Geography of East Asia: In my upper-division course Geography 330 – East Asia, I place China, Japan and Korea in geographic perspective. I have shaped the course around themes ranging from physical geography to contemporary economic issues.
Field Course: I have also developed the geography program’s “integrative experience” course as Geography 486 Field Methods in Geography. This class has two goals: to introduce students to field research methods in human geography and to explore aspects of urban life in New England from historic development to contemporary problems. We focus on field techniques which are most effectively learned on the ground, such as analytical observation, mapping, photography and interviewing. The course includes group and individual field projects centered on three overarching themes in geography – defining regions, continuity and change, and inequality and uneven development.
Writing in Geography: The University of Massachusetts requires all students to take a “junior (3rd ) year writing course” within their major departments as part of the requirements toward completion of their undergraduate degrees. This course (Geography 314) serves not only as a writing course but also an introduction to the profession of geography and a core component in all of our majors’ preparation for both successful completion of their geography degrees at UMASS and their future career planning.
Urban Geography: My graduate seminars address two very different topics: urban issues in Asia and urban environmental history/issues; I alternate these two topics as two different advanced seminars. Geography 670 – Urban Environmental History and Geography 697 – China: Regional Inequality & Urbanization. The materials covered in these intensive discussion and research-based seminars varies in response to each semester’s student interest and my own research priorities. In recent years Urban Environmental History has included a literature survey component in which we trace the development of the field of urban environmental history, a case study component, in which we read recent case studies (primarily U.S. based) and a field research component, in which students carry out individual and group research projects on local environmental history topics. China: Regional Inequality and Urbanization focuses on contemporary issues in Chinese urban change and development with special attention to the regional differences in development which have accompanied China’s rapid growth in recent years. The course emphasizes analyses of the relationships between the approaches in urban development practiced in the rising east coast cities and those approaches taken in the interior.

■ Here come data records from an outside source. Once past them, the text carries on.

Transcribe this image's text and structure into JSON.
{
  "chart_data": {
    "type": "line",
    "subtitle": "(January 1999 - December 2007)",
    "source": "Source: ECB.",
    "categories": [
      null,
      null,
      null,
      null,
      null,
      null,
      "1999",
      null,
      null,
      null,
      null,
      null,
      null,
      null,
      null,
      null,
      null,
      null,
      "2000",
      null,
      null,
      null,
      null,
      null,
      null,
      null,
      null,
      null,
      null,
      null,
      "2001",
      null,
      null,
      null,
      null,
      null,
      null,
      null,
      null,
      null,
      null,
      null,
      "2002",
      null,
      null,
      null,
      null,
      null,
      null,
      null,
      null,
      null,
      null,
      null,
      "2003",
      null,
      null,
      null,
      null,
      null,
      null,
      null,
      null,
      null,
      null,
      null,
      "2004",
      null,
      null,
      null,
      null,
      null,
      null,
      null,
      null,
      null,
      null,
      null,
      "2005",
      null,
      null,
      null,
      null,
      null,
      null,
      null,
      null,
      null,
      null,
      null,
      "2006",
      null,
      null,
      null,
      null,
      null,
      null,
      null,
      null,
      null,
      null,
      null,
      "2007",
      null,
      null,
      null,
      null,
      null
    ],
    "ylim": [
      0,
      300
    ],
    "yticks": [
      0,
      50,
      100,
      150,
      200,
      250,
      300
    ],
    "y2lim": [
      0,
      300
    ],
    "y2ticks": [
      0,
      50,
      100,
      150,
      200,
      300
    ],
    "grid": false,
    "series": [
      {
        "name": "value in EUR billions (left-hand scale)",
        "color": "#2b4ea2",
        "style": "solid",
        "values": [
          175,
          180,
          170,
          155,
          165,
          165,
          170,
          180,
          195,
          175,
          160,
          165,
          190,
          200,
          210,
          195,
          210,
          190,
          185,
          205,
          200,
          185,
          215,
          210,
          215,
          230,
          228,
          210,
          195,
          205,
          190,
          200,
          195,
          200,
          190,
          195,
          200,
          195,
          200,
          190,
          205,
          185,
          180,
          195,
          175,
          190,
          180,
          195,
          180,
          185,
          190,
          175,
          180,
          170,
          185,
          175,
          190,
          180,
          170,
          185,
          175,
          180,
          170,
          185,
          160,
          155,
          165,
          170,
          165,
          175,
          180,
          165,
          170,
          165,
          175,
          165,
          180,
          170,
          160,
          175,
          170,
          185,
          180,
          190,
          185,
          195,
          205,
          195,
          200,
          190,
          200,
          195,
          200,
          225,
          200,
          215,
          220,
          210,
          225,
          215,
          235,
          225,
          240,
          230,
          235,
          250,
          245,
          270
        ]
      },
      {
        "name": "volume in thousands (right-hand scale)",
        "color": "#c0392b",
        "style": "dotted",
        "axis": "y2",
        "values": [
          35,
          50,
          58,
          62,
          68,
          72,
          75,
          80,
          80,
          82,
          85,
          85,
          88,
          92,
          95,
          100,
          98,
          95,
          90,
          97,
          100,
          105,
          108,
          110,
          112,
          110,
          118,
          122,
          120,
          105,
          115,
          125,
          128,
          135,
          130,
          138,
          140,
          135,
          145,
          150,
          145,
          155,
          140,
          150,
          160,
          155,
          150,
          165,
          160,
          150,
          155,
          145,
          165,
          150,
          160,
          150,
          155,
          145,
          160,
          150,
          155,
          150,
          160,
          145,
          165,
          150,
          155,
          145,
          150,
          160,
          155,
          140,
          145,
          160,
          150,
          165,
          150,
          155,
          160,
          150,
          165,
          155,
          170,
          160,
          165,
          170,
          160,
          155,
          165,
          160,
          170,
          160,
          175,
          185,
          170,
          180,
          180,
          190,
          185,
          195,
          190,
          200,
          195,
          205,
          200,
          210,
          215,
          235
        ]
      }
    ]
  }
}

Geographical Theory and Analysis: Geography 604 – Geographical Theory and Analysis is an introductory seminar required for all incoming grad students in the geography program. The course as I teach it involves introducing students to the development of major trends in the field of geography and providing guidance on how to write thesis and grant proposals. The course is thematically arranged to focus on contemporary theoretical and methodological trends and issues in a number of geographic subfields. The students first write a paper on the development of their subfield of geography, then write a mock thesis proposal, and finally transform the thesis proposal into a grant proposal.